We know that he did, however, give soldiers in swing states the day off on Election Day, hoping they would go to the polls to vote for him. Sly dog. General Sherman's capture of Atlanta, an important victory that boosted northern support of the war, ultimately saved Lincoln's campaign and tuckus. We're confident Sherman got a really big bonus for that one, or at least a pat on the back and a $10 Starbucks gift card. Maybe it was a plaque. We don't know.
Looking haggard and worn after bossing a war for four long years (at least that's what Abe told himself about all that gray hair), Lincoln delivered his Second Inaugural Address on March 4, 1865. In it, he affirmed his commitment to winning the war and restoring peace to the nation. He also resolved to fit back into his size 32 jeans, but that one he kept to himself.
"With malice toward none, with charity for all, with firmness in the right as God gives us to see the right," he said, "let us strive on to finish the work we are in, to bind up the nation's wounds, to care for him who shall have borne the battle and for his widow and his orphan, to do all which may achieve and cherish a just and lasting peace among ourselves and with all nations."
In modern translation: "Okay, you guys. Seriously. This is getting ridiculous."
A month later, on April 9, 1865, General Robert E. Lee surrendered to Grant in Appomattox Court House, Virginia. We'd surrender too if we heard a speech like that one.
Just five days later, on April 14, 1865, Lincoln and his wife Mary Todd drove to Ford's Theater on 11th street in Washington, D.C. to watch a play called Our American Cousin.

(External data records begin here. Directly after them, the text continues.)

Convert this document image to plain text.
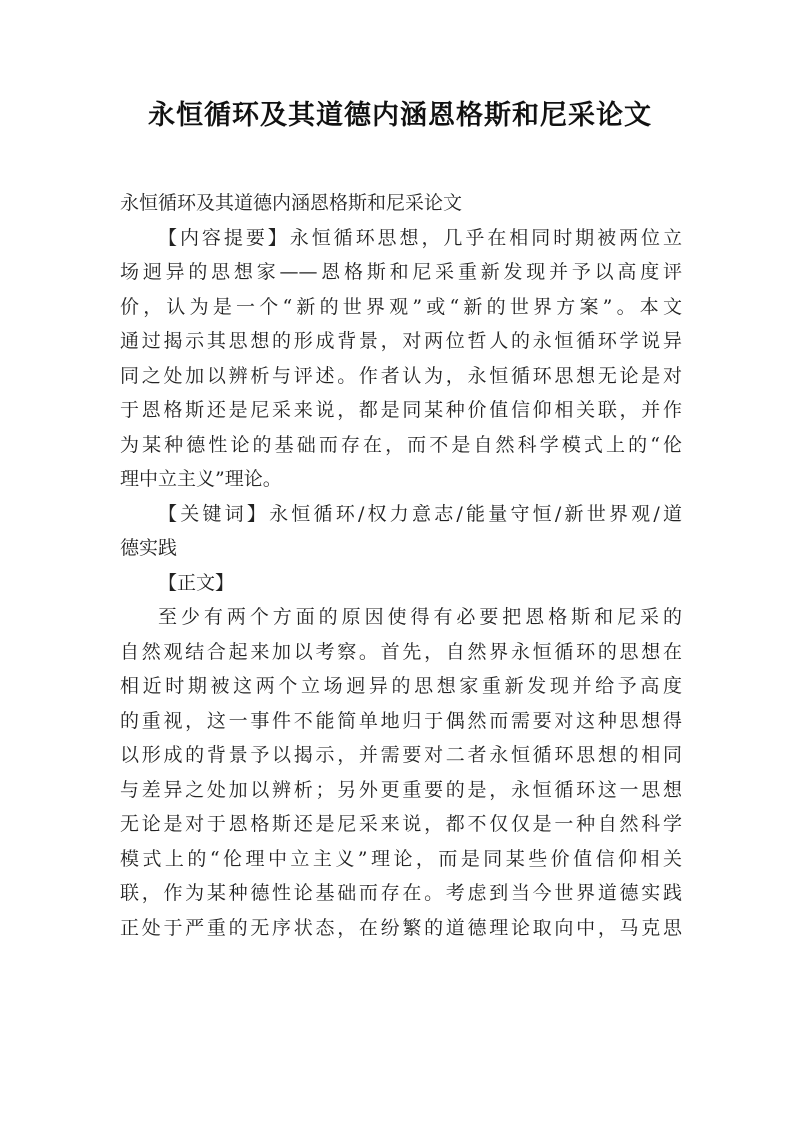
永恒循环及其道德内涵恩格斯和尼采论文
永恒循环及其道德内涵恩格斯和尼采论文
【内容提要】永恒循环思想，几乎在相同时期被两位立
场迥异的思想家——恩格斯和尼采重新发现并予以高度评
价，认为是一个“新的世界观”或“新的世界方案”。本文
通过揭示其思想的形成背景，对两位哲人的永恒循环学说异
同之处加以辨析与评述。作者认为，永恒循环思想无论是对
于恩格斯还是尼采来说，都是同某种价值信仰相关联，并作
为某种德性论的基础而存在，而不是自然科学模式上的“伦
理中立主义”理论。
【关键词】永恒循环/权力意志/能量守恒/新世界观/道
德实践
【正文】
至少有两个方面的原因使得有必要把恩格斯和尼采的
自然观结合起来加以考察。首先，自然界永恒循环的思想在
相近时期被这两个立场迥异的思想家重新发现并给予高度
的重视，这一事件不能简单地归于偶然而需要对这种思想得
以形成的背景予以揭示，并需要对二者永恒循环思想的相同
与差异之处加以辨析；另外更重要的是，永恒循环这一思想
无论是对于恩格斯还是尼采来说，都不仅仅是一种自然科学
模式上的“伦理中立主义”理论，而是同某些价值信仰相关
联，作为某种德性论基础而存在。考虑到当今世界道德实践
正处于严重的无序状态，在纷繁的道德理论取向中，马克思
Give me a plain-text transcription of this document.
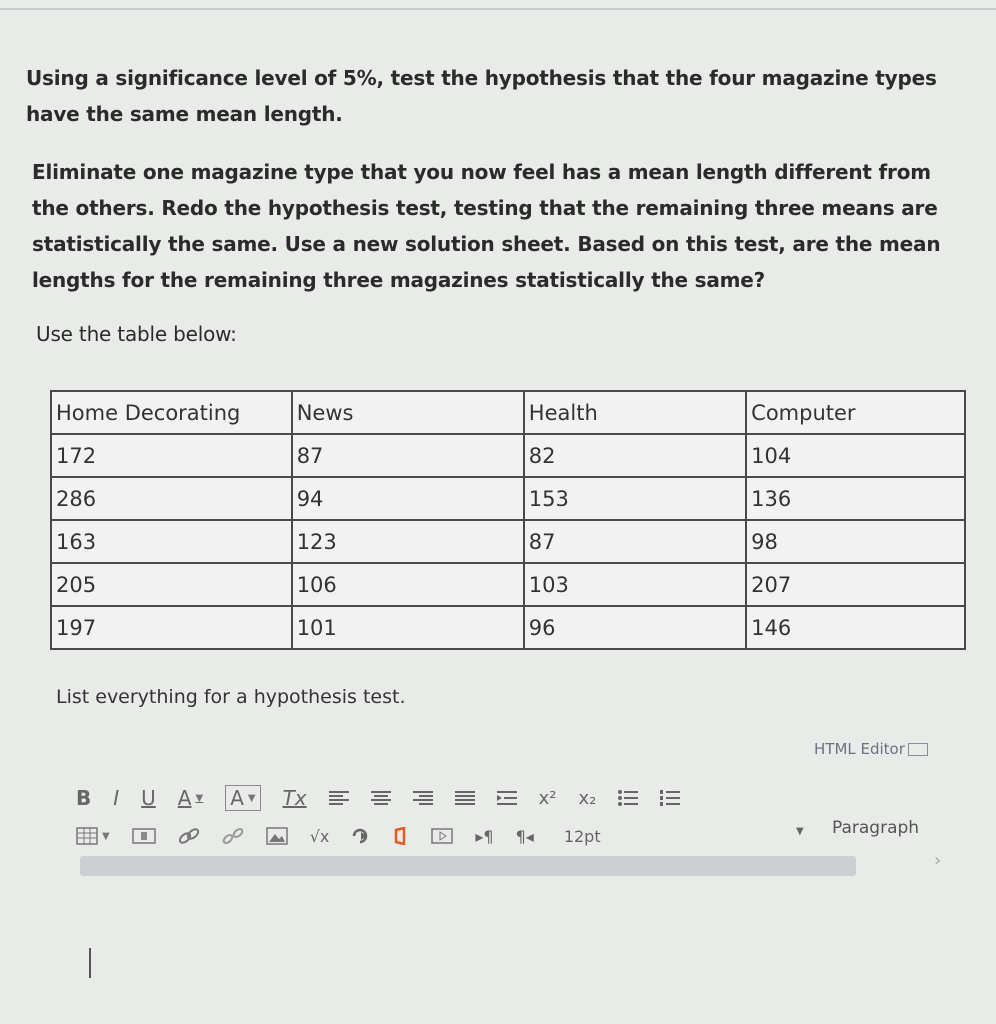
Using a significance level of 5%, test the hypothesis that the four magazine types have the same mean length.

Eliminate one magazine type that you now feel has a mean length different from the others. Redo the hypothesis test, testing that the remaining three means are statistically the same. Use a new solution sheet. Based on this test, are the mean lengths for the remaining three magazines statistically the same?

Use the table below:

Home Decorating	News	Health	Computer
172	87	82	104
286	94	153	136
163	123	87	98
205	106	103	207
197	101	96	146
List everything for a hypothesis test.
HTML Editor
B I U A ▼ A ▼ Tx	x² x₂
▼	√x	▸¶ ¶◂ 12pt	▼ Paragraph
›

They were usually big theater lovers, but this one didn't exactly get a glowing review from them.
The city of Washington was in a state of euphoria since Lee had surrendered and the war seemed to be over. As Lincoln sat in his box seats relaxing and taking in the show with the wifey, things went downhill fast. Actor John Wilkes Booth, a southern sympathizer and not the world's greatest actor from what we hear, snuck into the box and shot Lincoln in the head. Cue: hysteria.
Booth then jumped from the balcony onto the stage, breaking his ankle in the process. (Karma's rough, Booth.) He hobbled to the front of the stage and shouted in his loudest stage voice, "Sic semper tyrannus!" which is Latin for "Thus always to tyrants!" It's too bad he had just assassinated the president because it really was the most believable delivery he'd ever made on stage. Stanislavsky would have been proud, except for the cold-blooded murder part. Booth wisely fled the theater.
Twelve days later, after the largest manhunt in American history, Booth was shot and killed in a burning barn. We don't know if Booth was raised in a barn, but he certainly died in one.
After the attack, Lincoln was carried to a nearby house where he died the next morning. An unprecedented period of national mourning ensued, at least in the North. In the South, there might have been a party or two, but we can't swear to it.
Millions of people watched as the special train carried the president's body from Washington, D.C. to his final resting place in Illinois. In the North, Lincoln's assassination cast a dark cloud over victory. It was like winning the Super Bowl but losing the star quarterback in a freak victory dance accident, but a lot worse. That is, unless we're talking about Tom Brady or Peyton Manning, in which case it's pretty close.